Angus Calls for WIPO Debate Before Copyright Bill

NDP MP Charlie Angus has issued a press release calling on Industry Minister Jim Prentice to abide by the government's commitment to table international treaties in the House of Commons before introducing ratifying legislation by tabling the WIPO Internet treaties before introducing copyright reform legislation.  Last week, the Conservatives unveiled a new policy that injects greater transparency and accountability into Canadian treaty commitments by pledging to table treaties in the House before ratification (the policy was promoted by Foreign Minister Maxime Bernier during Question Period on Monday).  The treaties will be accompanied by an explanatory memorandum and given at least 21 sitting days for debate.  The move follows from the 2006 Conservative election platform that states "a Conservative government will place international treaties before Parliament for ratification."
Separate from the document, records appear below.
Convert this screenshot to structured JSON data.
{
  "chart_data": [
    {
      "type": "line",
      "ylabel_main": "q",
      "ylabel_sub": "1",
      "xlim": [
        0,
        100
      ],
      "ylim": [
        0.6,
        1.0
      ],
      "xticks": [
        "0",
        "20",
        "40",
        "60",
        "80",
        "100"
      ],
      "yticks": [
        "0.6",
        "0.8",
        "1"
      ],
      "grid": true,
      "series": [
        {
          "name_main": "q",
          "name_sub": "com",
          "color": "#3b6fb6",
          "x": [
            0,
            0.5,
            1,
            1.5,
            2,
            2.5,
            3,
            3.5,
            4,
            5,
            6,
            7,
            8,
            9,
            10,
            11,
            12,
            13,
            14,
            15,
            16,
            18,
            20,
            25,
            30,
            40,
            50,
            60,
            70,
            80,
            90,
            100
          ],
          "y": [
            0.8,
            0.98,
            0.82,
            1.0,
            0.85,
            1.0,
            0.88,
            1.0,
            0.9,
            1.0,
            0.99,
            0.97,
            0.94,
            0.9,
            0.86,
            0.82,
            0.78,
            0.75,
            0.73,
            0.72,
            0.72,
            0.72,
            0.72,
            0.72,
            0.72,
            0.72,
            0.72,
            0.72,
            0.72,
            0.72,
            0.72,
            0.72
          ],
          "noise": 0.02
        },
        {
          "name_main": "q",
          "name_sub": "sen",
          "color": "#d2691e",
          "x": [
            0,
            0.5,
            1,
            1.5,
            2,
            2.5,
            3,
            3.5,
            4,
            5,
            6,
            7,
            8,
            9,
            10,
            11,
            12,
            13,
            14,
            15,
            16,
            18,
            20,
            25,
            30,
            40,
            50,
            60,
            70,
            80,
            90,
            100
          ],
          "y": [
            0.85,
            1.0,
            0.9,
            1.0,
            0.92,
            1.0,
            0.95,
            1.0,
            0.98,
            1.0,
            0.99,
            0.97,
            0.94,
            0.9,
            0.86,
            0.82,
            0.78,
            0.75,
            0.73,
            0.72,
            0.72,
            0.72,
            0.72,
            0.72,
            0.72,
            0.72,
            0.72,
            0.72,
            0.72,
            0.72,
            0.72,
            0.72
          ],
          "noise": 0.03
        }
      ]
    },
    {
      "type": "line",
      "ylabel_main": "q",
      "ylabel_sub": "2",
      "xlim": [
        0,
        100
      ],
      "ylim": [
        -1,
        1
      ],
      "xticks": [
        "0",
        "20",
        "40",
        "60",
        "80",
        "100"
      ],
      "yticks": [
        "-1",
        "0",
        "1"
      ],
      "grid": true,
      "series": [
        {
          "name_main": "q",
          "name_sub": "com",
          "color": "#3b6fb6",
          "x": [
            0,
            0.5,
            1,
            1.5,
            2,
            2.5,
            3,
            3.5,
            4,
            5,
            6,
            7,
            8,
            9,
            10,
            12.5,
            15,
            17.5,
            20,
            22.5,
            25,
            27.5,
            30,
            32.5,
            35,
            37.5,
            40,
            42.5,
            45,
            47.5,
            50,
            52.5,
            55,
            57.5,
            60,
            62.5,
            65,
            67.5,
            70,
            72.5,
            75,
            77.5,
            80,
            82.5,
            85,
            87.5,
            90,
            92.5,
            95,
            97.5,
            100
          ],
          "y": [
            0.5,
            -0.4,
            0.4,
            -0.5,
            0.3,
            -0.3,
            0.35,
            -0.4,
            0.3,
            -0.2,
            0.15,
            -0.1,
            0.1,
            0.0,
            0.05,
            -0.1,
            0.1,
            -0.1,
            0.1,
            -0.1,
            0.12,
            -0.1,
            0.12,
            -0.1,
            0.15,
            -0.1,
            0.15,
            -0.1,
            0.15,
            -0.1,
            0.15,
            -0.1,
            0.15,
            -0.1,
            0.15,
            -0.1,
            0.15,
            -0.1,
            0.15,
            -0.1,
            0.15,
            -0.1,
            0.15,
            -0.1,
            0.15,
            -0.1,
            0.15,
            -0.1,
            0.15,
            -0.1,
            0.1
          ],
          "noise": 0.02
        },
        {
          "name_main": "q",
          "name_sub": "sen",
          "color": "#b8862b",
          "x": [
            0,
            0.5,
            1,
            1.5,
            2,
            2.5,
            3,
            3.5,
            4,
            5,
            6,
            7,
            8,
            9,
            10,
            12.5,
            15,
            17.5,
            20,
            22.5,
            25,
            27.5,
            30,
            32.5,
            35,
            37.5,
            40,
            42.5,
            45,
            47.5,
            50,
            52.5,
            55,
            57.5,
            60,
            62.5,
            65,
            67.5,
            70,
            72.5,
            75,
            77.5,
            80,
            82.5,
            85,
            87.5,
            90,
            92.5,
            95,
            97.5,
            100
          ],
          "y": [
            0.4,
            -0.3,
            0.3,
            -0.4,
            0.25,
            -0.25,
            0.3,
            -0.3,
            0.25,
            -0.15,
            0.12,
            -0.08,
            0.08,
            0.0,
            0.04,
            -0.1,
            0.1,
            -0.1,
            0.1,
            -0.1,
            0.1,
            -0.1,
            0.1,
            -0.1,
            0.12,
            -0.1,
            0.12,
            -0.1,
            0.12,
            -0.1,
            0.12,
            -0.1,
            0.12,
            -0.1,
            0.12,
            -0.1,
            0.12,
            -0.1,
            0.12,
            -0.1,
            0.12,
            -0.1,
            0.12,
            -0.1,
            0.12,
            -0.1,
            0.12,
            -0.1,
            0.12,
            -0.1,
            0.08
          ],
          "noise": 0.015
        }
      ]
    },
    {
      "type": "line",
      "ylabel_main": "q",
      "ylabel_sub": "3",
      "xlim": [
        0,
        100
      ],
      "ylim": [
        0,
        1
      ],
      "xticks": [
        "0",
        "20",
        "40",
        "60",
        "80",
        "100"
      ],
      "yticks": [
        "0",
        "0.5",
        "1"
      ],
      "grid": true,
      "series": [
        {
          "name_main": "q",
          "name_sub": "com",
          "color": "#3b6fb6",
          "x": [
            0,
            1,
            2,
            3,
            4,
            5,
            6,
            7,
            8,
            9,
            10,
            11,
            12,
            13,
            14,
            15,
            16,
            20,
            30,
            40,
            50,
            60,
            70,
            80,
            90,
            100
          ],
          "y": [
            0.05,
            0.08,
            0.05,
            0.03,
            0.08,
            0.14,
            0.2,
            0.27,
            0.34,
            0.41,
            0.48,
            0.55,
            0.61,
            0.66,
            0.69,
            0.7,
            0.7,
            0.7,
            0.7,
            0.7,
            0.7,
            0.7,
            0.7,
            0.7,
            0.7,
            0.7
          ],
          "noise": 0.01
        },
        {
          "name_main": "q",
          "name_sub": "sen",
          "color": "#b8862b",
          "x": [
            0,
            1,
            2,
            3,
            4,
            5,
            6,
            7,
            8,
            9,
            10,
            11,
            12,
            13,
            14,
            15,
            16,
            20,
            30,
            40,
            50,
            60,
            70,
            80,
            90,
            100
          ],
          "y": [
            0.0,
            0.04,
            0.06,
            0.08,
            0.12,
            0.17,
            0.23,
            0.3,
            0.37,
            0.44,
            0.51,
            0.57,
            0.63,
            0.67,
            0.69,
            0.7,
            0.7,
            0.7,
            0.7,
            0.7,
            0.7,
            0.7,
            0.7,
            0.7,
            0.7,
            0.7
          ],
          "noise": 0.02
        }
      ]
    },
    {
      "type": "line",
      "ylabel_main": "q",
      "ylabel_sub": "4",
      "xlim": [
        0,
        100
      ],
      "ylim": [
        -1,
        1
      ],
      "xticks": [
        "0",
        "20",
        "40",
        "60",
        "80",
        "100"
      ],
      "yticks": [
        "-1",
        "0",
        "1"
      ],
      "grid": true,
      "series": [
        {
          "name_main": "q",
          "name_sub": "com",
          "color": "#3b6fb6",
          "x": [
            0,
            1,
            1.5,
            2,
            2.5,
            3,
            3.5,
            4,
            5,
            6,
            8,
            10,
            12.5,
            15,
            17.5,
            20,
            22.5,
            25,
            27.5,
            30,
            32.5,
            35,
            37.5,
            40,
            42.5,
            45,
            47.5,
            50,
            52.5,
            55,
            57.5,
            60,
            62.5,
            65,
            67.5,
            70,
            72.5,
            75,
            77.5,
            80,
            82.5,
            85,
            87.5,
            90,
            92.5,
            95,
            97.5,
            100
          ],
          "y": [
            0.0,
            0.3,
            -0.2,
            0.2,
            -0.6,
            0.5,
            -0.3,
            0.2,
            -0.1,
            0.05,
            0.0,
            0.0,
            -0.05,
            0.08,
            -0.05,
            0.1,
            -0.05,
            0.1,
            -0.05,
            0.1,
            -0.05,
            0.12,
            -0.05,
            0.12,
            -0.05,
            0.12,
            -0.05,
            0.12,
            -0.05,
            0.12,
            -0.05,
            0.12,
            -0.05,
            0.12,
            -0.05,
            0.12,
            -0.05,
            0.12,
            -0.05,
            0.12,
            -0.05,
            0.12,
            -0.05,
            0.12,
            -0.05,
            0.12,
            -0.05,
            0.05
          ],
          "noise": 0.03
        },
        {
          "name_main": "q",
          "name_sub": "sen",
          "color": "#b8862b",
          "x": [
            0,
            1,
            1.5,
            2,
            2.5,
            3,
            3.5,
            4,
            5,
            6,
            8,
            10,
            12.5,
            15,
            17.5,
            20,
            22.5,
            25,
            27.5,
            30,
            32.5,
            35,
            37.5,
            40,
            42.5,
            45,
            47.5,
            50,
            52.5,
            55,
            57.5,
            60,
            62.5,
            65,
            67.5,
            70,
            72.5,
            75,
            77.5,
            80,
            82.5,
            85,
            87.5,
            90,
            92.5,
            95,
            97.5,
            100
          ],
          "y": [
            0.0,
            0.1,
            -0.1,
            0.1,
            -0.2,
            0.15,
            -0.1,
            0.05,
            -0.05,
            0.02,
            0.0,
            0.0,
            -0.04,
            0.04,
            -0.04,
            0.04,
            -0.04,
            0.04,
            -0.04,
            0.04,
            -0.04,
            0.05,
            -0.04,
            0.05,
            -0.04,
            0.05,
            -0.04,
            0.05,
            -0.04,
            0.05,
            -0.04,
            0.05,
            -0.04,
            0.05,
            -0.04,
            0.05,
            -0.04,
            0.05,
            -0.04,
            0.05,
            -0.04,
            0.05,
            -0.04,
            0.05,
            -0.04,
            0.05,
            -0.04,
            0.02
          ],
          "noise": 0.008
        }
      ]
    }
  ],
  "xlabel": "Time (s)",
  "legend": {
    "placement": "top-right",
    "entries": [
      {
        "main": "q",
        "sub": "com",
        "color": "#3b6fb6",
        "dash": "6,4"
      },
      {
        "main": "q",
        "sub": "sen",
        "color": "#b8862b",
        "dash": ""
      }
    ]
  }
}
Angus rightly notes that "this government has made a commitment to debating treaties. Clearly Mr. Prentice is bound to bring this treaty to the House for a fair and open debate."  I think he is absolutely right on this one.  This was a clear Conservative promise that they've now fulfilled.  It's a good policy (one mirrored by the UK and Australia) that would be completely undermined if the government were to ignore it within days of its announcement.  Before introducing the copyright bill, the government should table the WIPO Internet treaties and the explanatory memorandum in the House of Commons and invite debate from MPs and comments from the general public. 

One Comment

  1. CU Legal Theory Guy says:

    Grad Student
    I’m not sure how all this policy adoption and public opinion shaping works, so the risk of being naive, I’m assuming this means that the treaties will be open to public and legislator scrutiny for at least 21 days.

    I assume that during this time, those of us interested in fair copyright policies can begin to get the message out that “here’s the treaty text, and here’s some fair copyright policy suggestions that will both balance user-owner rights and be compliant with the treaty obligations.” The copyright owner lobbies and government agencies will table their own policy suggestions and bills, and based on that, there can at least be a comparison that can be debated in the public media.

    How & who should speak out, what media should we attempt to address, and what’s the best route to notifying the public and MP’s about the real concerns and shaping their opinions enough that we can get a real, fair and satisfactorily Canadian policy at the end of the day? How do we actually do it? Methinks the content owners have a whole strategy and SWOT plan in place – is there a think tank doing this for le publique?